Затем, несомненно, последовал провал в памяти, ибо рассудок оказался не в силах противостоять натиску чувств и суеверных мыслей. Когда мадам Джодска начала приходить в себя, за многословными страстными молитвами, на коленях у кровати в своей комнате, она помнила только приступ необузданной ярости, вылившийся в акт насилия. Она не помнила, как шла по коридору и поднималась по лестнице. Но туфля была при ней, крепко зажатая в руке. И мадам Джодска помнила также, как в бешенстве схватила безжизненную восковую куклу и мяла, рвала и ломала мерзкое крохотное тельце до тех пор, пока из него, изуродованного до неузнаваемости, если не полностью уничтоженного, не посыпались опилки… Потом гувернантка грубо швырнула куклу на стол подальше от Моники, мирно спавшей глубоким сном. Это она помнила.
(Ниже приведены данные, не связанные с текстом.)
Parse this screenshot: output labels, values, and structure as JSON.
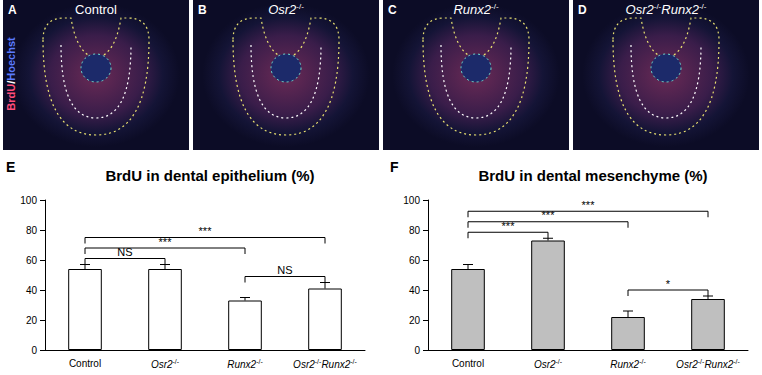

И перед глазами ее неотступно стояла также следующая картина: маленькое, непристойно изуродованное чудовище в изорванном тонком платье лежит неподвижно с раскинутыми конечностями и идиотически поблескивающими глазами, но в неподвижности своей остается все же живым и полным зловещей и разумной силы.
Никакие самые долгие и страстные молитвы не помогли мадам Джодска избавиться от этого видения.
Теперь мадам Джодска ясно сознавала, что откровенный разговор с хозяином с глазу на глаз просто необходим. Этого требовали ее совесть, благоразумие и чувство долга. Она сознательно ни словом не обмолвилась о кукле с самой девочкой — и поступила, по ее твердому убеждению, правильно. На этом пути таилась опасность — опасность пробудить в детском сознании нежелательные мысли. Но с полковником Мастерсом, который платил гувернантке за работу и верил в ее честность и преданность, нужно было объясниться немедленно.